Indonesia semakin bergerak ke kanan. Aroma neolib amat kental dengan duduknya

sejumlah nama yang memang sudah sejak lama dikenal sebagai komparador Barat,

khususnya IMF dan Bank Dunia.

Indonesia kembali sibuk mengejar pertumbuhan dan abai dengan pemerataan.

Selama lima tahun pertama (ditambah lima tahun kedua) pemerintahan SBY,

pertumbuhan lebih banyak disebabkan blessing faktor ekseternal. Pertama, harga

komoditas primer, termasuk hasil tambang, terus meroket. Kedua, dana asing

dari negara-negara maju mengalir deras ke Indonesia. Maklum, di tempat asalnya

tengah terjadi kelesuan ekonomi.

Sayangnya kendati dapat berkah dari faktor eksternal, pertumbuhan ekonomi hanya

berkutat di angka 5,5-6%. Padahal dengan tambahan sedikit kretivitas dan kebijakan

terobosan, niscaya ekonomi bisa dipacu tumbuh dua dijit.

Koalisi dengan rakyat

Kalau tidak hati-hati, Jokowi bisa mengulangi kesalahan SBY dalam menyusun

kabinet.
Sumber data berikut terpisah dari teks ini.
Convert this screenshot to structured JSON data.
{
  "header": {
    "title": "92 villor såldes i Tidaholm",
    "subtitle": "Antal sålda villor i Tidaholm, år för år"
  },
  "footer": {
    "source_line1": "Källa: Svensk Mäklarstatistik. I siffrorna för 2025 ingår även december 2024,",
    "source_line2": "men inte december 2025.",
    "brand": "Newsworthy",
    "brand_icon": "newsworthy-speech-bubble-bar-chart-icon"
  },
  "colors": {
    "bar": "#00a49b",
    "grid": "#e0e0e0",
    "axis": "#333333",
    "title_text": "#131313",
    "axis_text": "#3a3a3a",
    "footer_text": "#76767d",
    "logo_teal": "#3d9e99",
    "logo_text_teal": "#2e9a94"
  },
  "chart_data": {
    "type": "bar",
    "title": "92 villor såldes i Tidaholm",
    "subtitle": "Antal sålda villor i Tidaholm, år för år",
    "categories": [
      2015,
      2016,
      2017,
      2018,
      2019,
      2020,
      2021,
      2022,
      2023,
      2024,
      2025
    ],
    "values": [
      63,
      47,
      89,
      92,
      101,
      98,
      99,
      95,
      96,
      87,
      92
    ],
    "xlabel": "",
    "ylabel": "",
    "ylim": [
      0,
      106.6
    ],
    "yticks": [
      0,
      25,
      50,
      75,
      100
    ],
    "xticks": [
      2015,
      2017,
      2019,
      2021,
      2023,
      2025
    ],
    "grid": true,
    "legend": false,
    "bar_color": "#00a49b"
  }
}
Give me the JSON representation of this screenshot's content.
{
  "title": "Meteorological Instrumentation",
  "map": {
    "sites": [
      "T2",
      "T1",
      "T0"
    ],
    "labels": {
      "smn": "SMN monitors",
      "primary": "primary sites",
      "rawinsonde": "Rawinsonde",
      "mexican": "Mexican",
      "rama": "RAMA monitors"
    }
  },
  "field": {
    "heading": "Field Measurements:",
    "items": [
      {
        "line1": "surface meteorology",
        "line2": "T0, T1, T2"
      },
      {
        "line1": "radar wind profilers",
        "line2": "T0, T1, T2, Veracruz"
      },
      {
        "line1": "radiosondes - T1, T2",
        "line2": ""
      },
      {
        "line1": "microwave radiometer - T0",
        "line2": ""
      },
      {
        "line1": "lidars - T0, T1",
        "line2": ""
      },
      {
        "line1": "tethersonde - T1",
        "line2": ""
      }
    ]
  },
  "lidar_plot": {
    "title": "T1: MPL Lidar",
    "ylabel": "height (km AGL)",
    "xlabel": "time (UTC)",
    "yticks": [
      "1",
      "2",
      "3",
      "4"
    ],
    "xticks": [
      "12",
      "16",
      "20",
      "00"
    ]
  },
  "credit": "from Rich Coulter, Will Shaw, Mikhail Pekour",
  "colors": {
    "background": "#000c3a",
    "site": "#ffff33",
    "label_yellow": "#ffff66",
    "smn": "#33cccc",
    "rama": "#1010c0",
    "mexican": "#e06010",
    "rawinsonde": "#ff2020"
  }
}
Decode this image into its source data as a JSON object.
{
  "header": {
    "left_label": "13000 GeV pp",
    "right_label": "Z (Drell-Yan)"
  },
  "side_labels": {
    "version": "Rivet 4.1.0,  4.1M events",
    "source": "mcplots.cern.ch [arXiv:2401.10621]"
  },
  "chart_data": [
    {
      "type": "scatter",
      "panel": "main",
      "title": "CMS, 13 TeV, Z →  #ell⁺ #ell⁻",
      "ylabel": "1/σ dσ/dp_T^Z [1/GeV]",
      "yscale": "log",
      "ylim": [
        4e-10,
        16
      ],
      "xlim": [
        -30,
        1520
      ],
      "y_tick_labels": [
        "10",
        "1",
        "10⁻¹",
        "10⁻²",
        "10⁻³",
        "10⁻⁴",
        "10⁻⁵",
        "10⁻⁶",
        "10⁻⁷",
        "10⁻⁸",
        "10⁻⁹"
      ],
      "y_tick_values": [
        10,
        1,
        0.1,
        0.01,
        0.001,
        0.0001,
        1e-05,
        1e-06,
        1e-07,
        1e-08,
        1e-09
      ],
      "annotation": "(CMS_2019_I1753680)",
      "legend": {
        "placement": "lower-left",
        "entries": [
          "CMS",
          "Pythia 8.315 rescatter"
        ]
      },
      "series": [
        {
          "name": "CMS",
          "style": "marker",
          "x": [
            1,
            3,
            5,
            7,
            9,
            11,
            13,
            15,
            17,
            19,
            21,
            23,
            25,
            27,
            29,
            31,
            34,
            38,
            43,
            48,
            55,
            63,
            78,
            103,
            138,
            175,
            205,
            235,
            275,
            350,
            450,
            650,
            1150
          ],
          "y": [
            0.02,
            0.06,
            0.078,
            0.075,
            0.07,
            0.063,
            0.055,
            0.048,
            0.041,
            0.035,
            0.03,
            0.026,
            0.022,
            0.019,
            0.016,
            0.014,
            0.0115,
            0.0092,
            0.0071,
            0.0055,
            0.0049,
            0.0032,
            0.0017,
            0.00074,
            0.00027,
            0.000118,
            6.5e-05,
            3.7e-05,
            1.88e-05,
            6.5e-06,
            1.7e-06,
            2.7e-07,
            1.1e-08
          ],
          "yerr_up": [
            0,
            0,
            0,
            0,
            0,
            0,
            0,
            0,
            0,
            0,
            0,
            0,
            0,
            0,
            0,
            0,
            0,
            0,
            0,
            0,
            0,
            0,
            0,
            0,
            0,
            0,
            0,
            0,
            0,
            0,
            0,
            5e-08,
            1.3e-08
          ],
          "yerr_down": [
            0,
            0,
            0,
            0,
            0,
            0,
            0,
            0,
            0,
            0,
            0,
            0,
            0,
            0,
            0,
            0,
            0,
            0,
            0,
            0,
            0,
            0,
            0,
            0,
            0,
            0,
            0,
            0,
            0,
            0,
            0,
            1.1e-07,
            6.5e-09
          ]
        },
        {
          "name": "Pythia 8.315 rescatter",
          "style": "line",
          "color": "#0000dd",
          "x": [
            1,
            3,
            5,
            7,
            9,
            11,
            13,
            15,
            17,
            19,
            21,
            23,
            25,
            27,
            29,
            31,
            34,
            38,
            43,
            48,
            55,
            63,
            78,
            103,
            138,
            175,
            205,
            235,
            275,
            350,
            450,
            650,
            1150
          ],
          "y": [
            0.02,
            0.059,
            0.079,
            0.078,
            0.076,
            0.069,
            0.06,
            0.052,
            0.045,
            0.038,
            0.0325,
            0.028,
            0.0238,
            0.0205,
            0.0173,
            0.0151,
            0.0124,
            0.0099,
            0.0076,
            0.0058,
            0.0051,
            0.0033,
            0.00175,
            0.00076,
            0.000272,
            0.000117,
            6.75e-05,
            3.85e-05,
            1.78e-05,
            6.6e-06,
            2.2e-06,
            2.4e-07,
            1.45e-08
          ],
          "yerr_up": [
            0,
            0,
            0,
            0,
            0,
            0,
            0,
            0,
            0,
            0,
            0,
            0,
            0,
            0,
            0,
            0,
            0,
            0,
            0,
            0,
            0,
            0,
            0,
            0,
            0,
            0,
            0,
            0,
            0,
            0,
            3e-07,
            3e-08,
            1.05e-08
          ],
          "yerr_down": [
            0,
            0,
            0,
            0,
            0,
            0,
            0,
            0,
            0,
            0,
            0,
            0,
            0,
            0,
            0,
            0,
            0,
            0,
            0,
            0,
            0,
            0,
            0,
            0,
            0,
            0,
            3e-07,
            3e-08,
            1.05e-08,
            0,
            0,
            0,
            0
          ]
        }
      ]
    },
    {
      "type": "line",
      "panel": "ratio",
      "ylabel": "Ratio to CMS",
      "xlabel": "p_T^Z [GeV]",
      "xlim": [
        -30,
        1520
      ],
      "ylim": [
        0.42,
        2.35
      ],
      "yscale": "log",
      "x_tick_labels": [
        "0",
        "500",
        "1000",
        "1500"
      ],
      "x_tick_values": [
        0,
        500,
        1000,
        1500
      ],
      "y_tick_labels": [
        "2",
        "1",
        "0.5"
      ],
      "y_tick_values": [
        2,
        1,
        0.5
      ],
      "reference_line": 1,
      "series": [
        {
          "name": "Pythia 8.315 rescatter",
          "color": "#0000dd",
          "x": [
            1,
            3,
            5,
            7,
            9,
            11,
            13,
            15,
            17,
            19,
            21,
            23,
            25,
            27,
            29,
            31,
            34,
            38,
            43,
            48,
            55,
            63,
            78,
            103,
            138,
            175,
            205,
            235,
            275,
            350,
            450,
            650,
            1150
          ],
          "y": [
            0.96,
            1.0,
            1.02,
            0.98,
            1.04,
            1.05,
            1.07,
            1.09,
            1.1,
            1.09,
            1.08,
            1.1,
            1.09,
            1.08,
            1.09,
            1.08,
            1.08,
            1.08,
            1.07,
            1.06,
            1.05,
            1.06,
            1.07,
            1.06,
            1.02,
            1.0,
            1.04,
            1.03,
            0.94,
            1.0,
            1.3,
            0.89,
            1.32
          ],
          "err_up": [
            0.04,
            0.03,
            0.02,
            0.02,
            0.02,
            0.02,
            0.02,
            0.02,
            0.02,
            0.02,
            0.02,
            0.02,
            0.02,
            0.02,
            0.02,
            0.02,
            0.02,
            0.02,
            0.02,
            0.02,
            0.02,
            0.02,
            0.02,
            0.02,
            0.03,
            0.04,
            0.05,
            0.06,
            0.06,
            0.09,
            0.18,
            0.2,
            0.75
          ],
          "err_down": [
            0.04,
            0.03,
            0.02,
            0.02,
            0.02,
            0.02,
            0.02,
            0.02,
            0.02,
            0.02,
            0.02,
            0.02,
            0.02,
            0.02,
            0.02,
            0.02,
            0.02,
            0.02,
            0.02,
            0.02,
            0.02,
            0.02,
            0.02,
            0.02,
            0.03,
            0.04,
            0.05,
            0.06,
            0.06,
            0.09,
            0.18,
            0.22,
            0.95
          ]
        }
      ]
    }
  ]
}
Di tengah lingkaran para penumpang gelap, Jokowi tidak mustahil

bakal ‘dipaksa’ setuju dengan praktik ‘dagang sapi’ yang jadi tradisi kekuasaan di

sini.

Kalau pun dia berhasil lolos dari ‘tekanan’ Para petinggi Parpol pendukung,

ancaman yang tidak kalah serius justru datang dari JK sendiri. Bisa saja tokoh gaek

ini mencoba mengulang kembali suksesnya menelikung SBY.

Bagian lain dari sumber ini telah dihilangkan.